Huntington's Disease Treatment Market Trends

Growth Drivers  

• Rising government investments in research: Government and NGO’s are investing more in Huntington’s disease research pushing the growth of the market. The financial backing helps provide resources to accelerate drug development and clinical trials. Emergence of new treatments after research supports established pharmaceutical firms and emerging biotech companies, contributing significantly to the market’s growth. In December 2023, Harness Therapeutics raised USD 5 million to further the development of experimental treatment for HT. With increasing investment on research and support to patients during the treatment stage, the demand for HD treatment is poised to rise. Additionally, many patients remain deprived of HD care during treatment, and organizations like the HealthWell Foundation provides financial assistance to patients battling the disease which allows more people to seek HD treatment.
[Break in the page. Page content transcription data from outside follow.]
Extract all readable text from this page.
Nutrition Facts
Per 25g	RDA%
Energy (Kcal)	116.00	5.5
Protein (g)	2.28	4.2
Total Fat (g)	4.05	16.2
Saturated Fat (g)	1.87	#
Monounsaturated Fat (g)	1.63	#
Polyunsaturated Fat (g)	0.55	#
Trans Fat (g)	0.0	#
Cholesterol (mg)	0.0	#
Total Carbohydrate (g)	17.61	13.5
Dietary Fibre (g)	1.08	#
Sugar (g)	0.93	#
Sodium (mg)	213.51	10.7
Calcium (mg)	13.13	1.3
• Advancement in gene therapies and antisense oligonucleotide treatments: Rapid advanced in gene therapies help identify the underlying genetic causes of HD. For instance, in July 2024, uniQure’s investigational gene therapy, i.e., AMT-130 highlighted treatment with high doses of agent leading to slowing of disease progression and lowering of neurofilament light (NL) in patients afflicated with Huntington’s disease.
  
  Antisense oligonucleotide treatments are used for gene silencing to silence the mutant gene responsible for HT. In December 2023, the New England Journal of Medicine published research on the antisense oligonucleotide tominersen to slow the progression of HD by lowering the levels of huntingtin gene products including mutant huntingtin protein (HTT) and the phase 1-2a study of tominersen highlighted a positive dose-dependent reduction in cerebrospinal fluid levels of mutant HTT. Advancements in clinical studies is poised to lead a market boom as major companies race to patent new drugs and treatments.
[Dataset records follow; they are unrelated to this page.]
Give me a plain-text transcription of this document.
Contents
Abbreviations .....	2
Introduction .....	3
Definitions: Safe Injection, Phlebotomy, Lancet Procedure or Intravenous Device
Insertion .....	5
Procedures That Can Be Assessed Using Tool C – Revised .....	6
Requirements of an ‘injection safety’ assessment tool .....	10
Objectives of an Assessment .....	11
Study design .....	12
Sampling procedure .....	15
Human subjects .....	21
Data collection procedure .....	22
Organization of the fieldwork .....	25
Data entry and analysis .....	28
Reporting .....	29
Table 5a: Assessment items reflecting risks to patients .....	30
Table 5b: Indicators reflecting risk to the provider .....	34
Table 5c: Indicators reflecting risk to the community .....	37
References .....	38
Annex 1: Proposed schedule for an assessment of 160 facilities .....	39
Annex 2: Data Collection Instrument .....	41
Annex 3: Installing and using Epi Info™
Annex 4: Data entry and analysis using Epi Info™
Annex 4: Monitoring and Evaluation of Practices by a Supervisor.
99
• Growing percentage of early diagnosis: A major market constraint in the previous decades was the lack of early diagnosis of HD which prevented from administrating appropriate HD care. A growing understanding of HD is leading to early diagnosis that enables patients to start treatments sooner and stymy disease progression, and improve the quality of life. Predictive gene testing can identify genetic conditions before symptoms develop.
  
  Early diagnosis can help in HD care with family and caregivers reducing stress triggers for the patient and administer drugs such as haloperidol, tetrabenazine, and amantadine to manage the effects. The growing awareness and rising percentage of early diagnosis is fueling the demand for diagnostic tools and treatments, leading to a robust market growth.

Challenges

• Lack of standardized treatment: The most significant challenge to HD treatment is the lack of cure. There are currently no cures to the disease but there are treatments to manage the conditions. Despite significant advancements in gene therapies, potential treatments are in early stages of trial with clinical efficacy still remaining uncertain. Additionally, the disease is complex involving multiple neurological pathways and genetic factors which is why there is a lack of standardized treatment. Variability in patient response creates further hurdles for companies trying to find a widely effective drug. This can cause decline in market growth as treatment focused on symptom management can be limiting.

• High cost of treatment: The cost of HD treatment can be high owing to need for precision care. For instance, NLM published a report in January 2023 on the cost of HD treatment and care in the U.S. that Medicaid beneficiaries with HD have higher healthcare utilization that increases at later stages of the disease, causing greater financial burden. Additionally, long-term care is essential in HD treatment which also increases the financial burden. Higher costs of HD treatment limit the accessibility which in turn limits the rate of market growth.